On Tuesday, Rohrabacher posted a photo on Instagram of him with Gracey Larrea-Van Der Mark, a candidate for a school board seat in Huntington Beach, California. Rohrabacher endorsed her and called her a “patriot.”

The Republican Party of Orange County also endorsed her candidacy, according to Larrea-Van Der Mark’s Facebook page.

Last month, OC Weekly, which covers Orange County, California, published a story on Larrea-Van Der Mark that makes these endorsements seem odd. The story chronicled her known associations with alt-right activists and white nationalists and previous remarks that have been criticized as racist and and anti-Semitic. The headline: “Gracey Van Der Mark, peddler of racist conspiracies, runs for school board in HB.” 

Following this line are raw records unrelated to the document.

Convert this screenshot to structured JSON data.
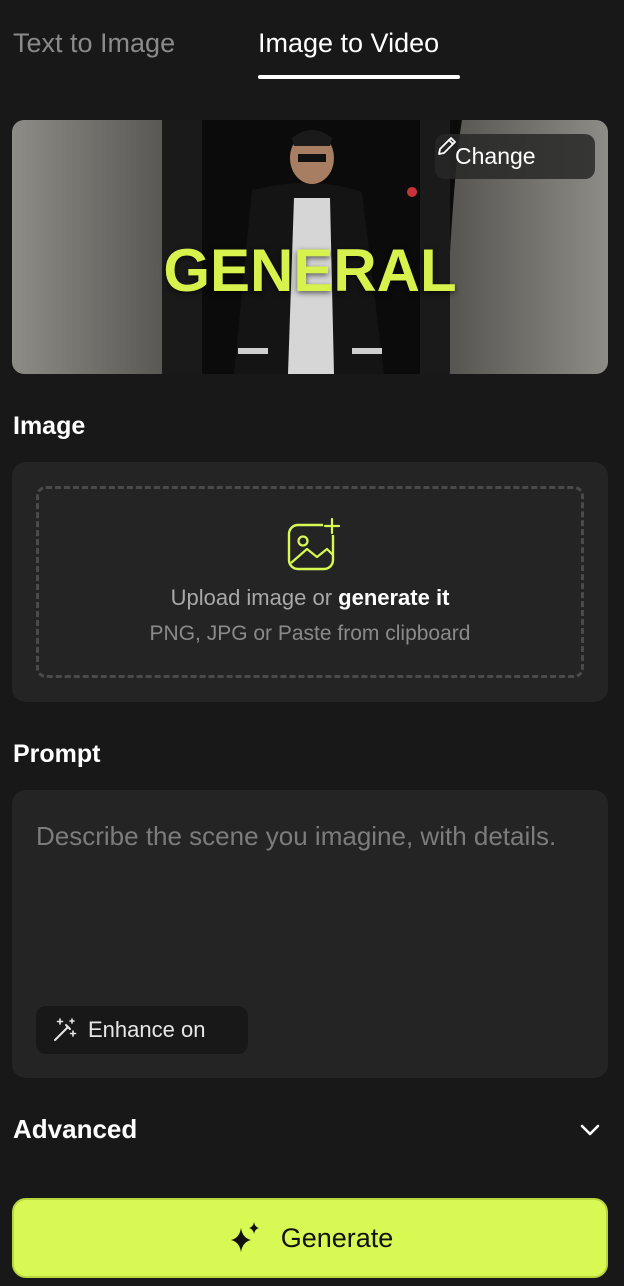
{
  "tabs": [
    {
      "label": "Text to Image",
      "active": false
    },
    {
      "label": "Image to Video",
      "active": true
    }
  ],
  "preview": {
    "overlay_text": "GENERAL",
    "change_label": "Change"
  },
  "image_section": {
    "title": "Image",
    "upload_prefix": "Upload image or ",
    "upload_link": "generate it",
    "upload_hint": "PNG, JPG or Paste from clipboard"
  },
  "prompt_section": {
    "title": "Prompt",
    "placeholder": "Describe the scene you imagine, with details.",
    "enhance_label": "Enhance on"
  },
  "advanced": {
    "label": "Advanced"
  },
  "generate": {
    "label": "Generate"
  },
  "colors": {
    "accent": "#d8f853",
    "background": "#181818",
    "card": "#242424"
  }
}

In April, Larrea-Van Der Mark ran into trouble when it was reported that after joining an alt-right protest in summer 2017 against a local workshop about white privilege, she posted a YouTube video from the event with this comment: “This meeting was being ran by the elderly Jewish people who were in there. The colored people were there doing what the elderly Jewish people instructed them to do.” OC Weekly also reported at the time that “one of her YouTube channel playlists dubbed ‘Holocaust hoax?’ includes half-a-dozen anti-Semitic videos.”

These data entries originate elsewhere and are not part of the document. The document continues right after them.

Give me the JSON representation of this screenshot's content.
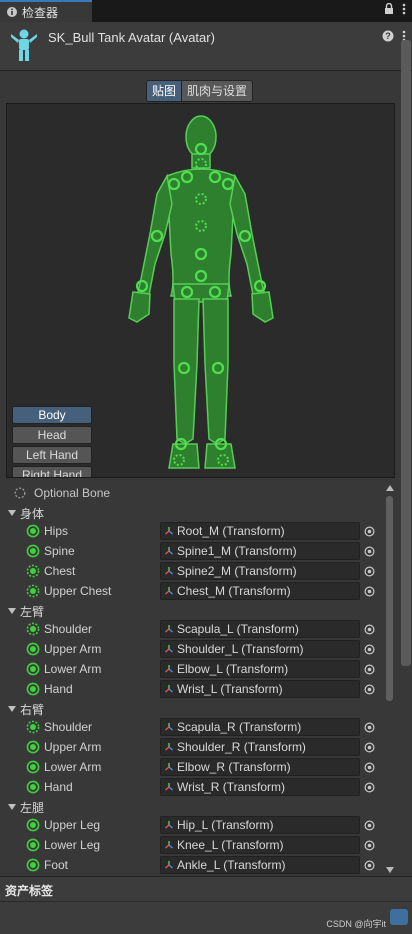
{
  "window": {
    "tab_label": "检查器",
    "tab_icon": "info-icon",
    "lock_icon": "lock-icon",
    "menu_icon": "kebab-menu-icon"
  },
  "header": {
    "title": "SK_Bull Tank Avatar (Avatar)",
    "icon": "avatar-figure-icon",
    "help_icon": "help-icon",
    "menu_icon": "kebab-menu-icon"
  },
  "mode_tabs": [
    {
      "label": "贴图",
      "active": true
    },
    {
      "label": "肌肉与设置",
      "active": false
    }
  ],
  "body_parts": [
    {
      "label": "Body",
      "active": true
    },
    {
      "label": "Head",
      "active": false
    },
    {
      "label": "Left Hand",
      "active": false
    },
    {
      "label": "Right Hand",
      "active": false
    }
  ],
  "legend": {
    "label": "Optional Bone",
    "icon": "dashed-circle-icon"
  },
  "groups": [
    {
      "label": "身体",
      "bones": [
        {
          "name": "Hips",
          "value": "Root_M (Transform)",
          "optional": false
        },
        {
          "name": "Spine",
          "value": "Spine1_M (Transform)",
          "optional": false
        },
        {
          "name": "Chest",
          "value": "Spine2_M (Transform)",
          "optional": true
        },
        {
          "name": "Upper Chest",
          "value": "Chest_M (Transform)",
          "optional": true
        }
      ]
    },
    {
      "label": "左臂",
      "bones": [
        {
          "name": "Shoulder",
          "value": "Scapula_L (Transform)",
          "optional": true
        },
        {
          "name": "Upper Arm",
          "value": "Shoulder_L (Transform)",
          "optional": false
        },
        {
          "name": "Lower Arm",
          "value": "Elbow_L (Transform)",
          "optional": false
        },
        {
          "name": "Hand",
          "value": "Wrist_L (Transform)",
          "optional": false
        }
      ]
    },
    {
      "label": "右臂",
      "bones": [
        {
          "name": "Shoulder",
          "value": "Scapula_R (Transform)",
          "optional": true
        },
        {
          "name": "Upper Arm",
          "value": "Shoulder_R (Transform)",
          "optional": false
        },
        {
          "name": "Lower Arm",
          "value": "Elbow_R (Transform)",
          "optional": false
        },
        {
          "name": "Hand",
          "value": "Wrist_R (Transform)",
          "optional": false
        }
      ]
    },
    {
      "label": "左腿",
      "bones": [
        {
          "name": "Upper Leg",
          "value": "Hip_L (Transform)",
          "optional": false
        },
        {
          "name": "Lower Leg",
          "value": "Knee_L (Transform)",
          "optional": false
        },
        {
          "name": "Foot",
          "value": "Ankle_L (Transform)",
          "optional": false
        }
      ]
    }
  ],
  "footer": {
    "title": "资产标签"
  },
  "watermark": "CSDN @向宇it",
  "colors": {
    "bone_green": "#3fd03f",
    "figure_fill": "#2f8a2f",
    "accent": "#46607c"
  }
}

On Facebook, Larrea-Van Der Mark insisted, “Nothing I wrote was Anti-Semitic or demeaning to black people.” And at a public forum, she said she had posted the Holocaust denial material to question its content, not support it. 

But she was removed from two school district commissions because of her remarks. A letter sent by the Anti-Defamation League maintained, “There is ample evidence she has made bigoted and hateful comments and that she has participated in activities organized and led by white supremacists. These words and actions call into question her ability to serve as an appointed leader in the Huntington Beach community.” (Larrea-Van Der Mark remained on a city finance commission.)

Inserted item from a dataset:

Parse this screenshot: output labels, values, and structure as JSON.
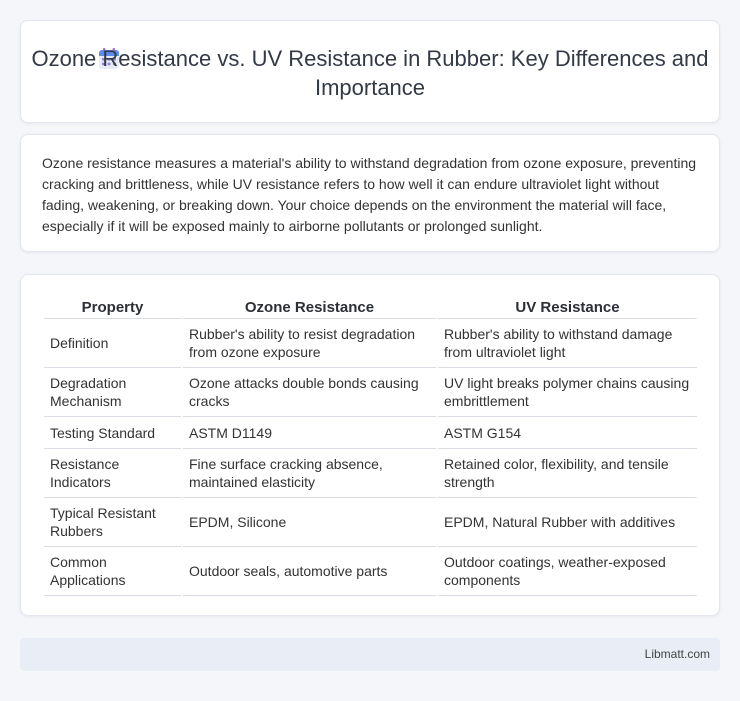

The controversy stemmed from an event in August 2017, when Larrea-Van Der Mark, who has identified herself as part of Latinos/Hispanics for Donald Trump, joined several alt-right activists to protest the meeting on white privilege. The OC Weekly reported:

Van Der Mark accompanied a group of alt-right extremists to Santa Monica where they sought to crash a “White Privilege and What We Can Do About It” workshop organized by the Committee for Racial Justice. The crew included a roll call of…agitators the likes of “Johnny Benitez,” Vincent James Foxx, Baked Alaska and Augustus Invictus. The latter two were scheduled speakers at last summer’s infamous white supremacist “Unite the Right” rally in Charlottesville. 

The Unite the Right rally was where white supremacists and neo-Nazis gathered to protest the removal of a statue of Robert E. Lee and express support for the white nationalist movement—an event that turned deadly when one white supremacist drove a car into a crowd of counterprotesters and killed Heather Heyer. It was that same month that Larrea-Van Der Mark saddled up with prominent members of the Unite the Right crowd to protest the white privilege meeting. 

Now, a year later—after Larrea-Van Der Mark was booted from two school district commissions for comments decried as racist and anti-Semitic—Rohrabacher has embraced her as she attempts to win a school board seat.

Larrea-Van Der Mark is vying for one of three seats in a race featuring five Republican candidates, three of whom are incumbents. In her ballot statement, she says, “I will focus on ending the deficit spending, focus on student programming and increase morale amongst employees.” School board member Gina Clayton-Tarvin, a Democrat who is not facing reelection this year, has another take: “Gracey Van Der Mark is not the right fit to hold public office, especially one involving young children. I implore all voters…to join me and the Anti-Defamation League in looking deeply into her questionable past and to firmly reject her at the ballot box this November. Our school district does not need an extremist on its board to disrupt the education of our children.”

Neither Rohrabacher nor Larrea-Van Der Mark replied to multiple requests for comment.